In International Stem Cell Corporation v Comptroller General of Patents [2] ISCC made two UK patent applications relating to human stem cells. The cells in question are created through a process called “parthenogenesis”, a type of asexual reproduction in which the offspring develops from unfertilised eggs. The applications were rejected. On appeal, the hearing officer held that the inventions disclosed in the patent applications were excluded from patentability under paragraph 3(d) of Schedule A2 to the Patents Act 1977, which implements Article 6(2)(c) into English law. ISCC appealed again and the High Court referred the following question for a preliminary ruling:

“Are unfertilised human ova whose division and further development have been stimulated by parthenogenesis, and which, in contrast to fertilised ova, contain only pluripotent cells and are incapable of developing into human beings, included in the term ‘human embryos’ in Article 6(2)(c) of Directive 98/44/EC on the legal protection of biotechnological inventions?”

The Court of Justice answered this question by ruling that an unfertilised human ovum whose division and further development have been stimulated by “parthenogenesis” does not constitute a “human embryo” within the meaning of Article 6(2)(c) if, in the light of the current state of scientific knowledge, it does not, in itself, have the inherent capacity of developing into a human being.

The Court emphasised that its job in this case was not to regulate the use of human embryos in the context of scientific research.
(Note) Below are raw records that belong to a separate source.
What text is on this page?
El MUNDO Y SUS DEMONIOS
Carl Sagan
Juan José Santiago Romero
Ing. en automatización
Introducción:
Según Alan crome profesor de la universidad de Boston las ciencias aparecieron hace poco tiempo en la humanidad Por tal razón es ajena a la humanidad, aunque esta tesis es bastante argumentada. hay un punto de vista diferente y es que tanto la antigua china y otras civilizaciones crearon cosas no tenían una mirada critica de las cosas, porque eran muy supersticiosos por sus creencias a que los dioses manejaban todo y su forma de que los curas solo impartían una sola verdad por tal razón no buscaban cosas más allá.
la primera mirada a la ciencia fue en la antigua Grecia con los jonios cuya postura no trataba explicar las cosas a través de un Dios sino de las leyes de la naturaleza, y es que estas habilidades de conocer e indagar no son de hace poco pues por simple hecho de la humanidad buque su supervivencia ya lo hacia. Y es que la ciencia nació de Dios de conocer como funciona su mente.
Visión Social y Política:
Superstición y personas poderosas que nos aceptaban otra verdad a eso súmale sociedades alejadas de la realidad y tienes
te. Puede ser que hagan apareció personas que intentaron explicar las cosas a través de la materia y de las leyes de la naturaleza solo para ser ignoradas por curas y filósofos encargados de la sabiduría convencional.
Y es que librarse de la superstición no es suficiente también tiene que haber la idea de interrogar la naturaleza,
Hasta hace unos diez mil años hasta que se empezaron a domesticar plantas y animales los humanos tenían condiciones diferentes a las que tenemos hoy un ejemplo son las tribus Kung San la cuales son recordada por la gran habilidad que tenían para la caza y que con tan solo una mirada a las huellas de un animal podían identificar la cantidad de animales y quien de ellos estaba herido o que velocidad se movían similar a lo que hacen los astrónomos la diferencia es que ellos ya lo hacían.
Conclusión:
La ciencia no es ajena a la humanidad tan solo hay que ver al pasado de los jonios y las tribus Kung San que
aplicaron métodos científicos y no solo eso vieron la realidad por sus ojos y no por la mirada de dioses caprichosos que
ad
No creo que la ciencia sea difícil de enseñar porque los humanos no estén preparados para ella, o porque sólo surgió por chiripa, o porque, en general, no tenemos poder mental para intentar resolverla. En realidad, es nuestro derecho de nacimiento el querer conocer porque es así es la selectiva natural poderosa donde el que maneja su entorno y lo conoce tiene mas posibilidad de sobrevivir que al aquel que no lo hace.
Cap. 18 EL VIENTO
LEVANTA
Its job was limited to an assessment of the patentability of biotechnological inventions.

The key factor in the Court’s decision was that a human parthenote (an organism produced from an unfertilised ovum, which is incapable of developing beyond the early embryonic stage), due to the effect of the technique used to obtain it, was not capable of commencing the process of development which led to a human being. It will be for the referring court to determine whether or not, in the light of knowledge which was sufficiently tried and tested by international medical science, human parthenotes had the inherent capacity of developing into a human being.

This ruling is good news for the European biotechnology industry, which should encourage the development of cell-based therapies. The applications can now proceed to examination in the usual way.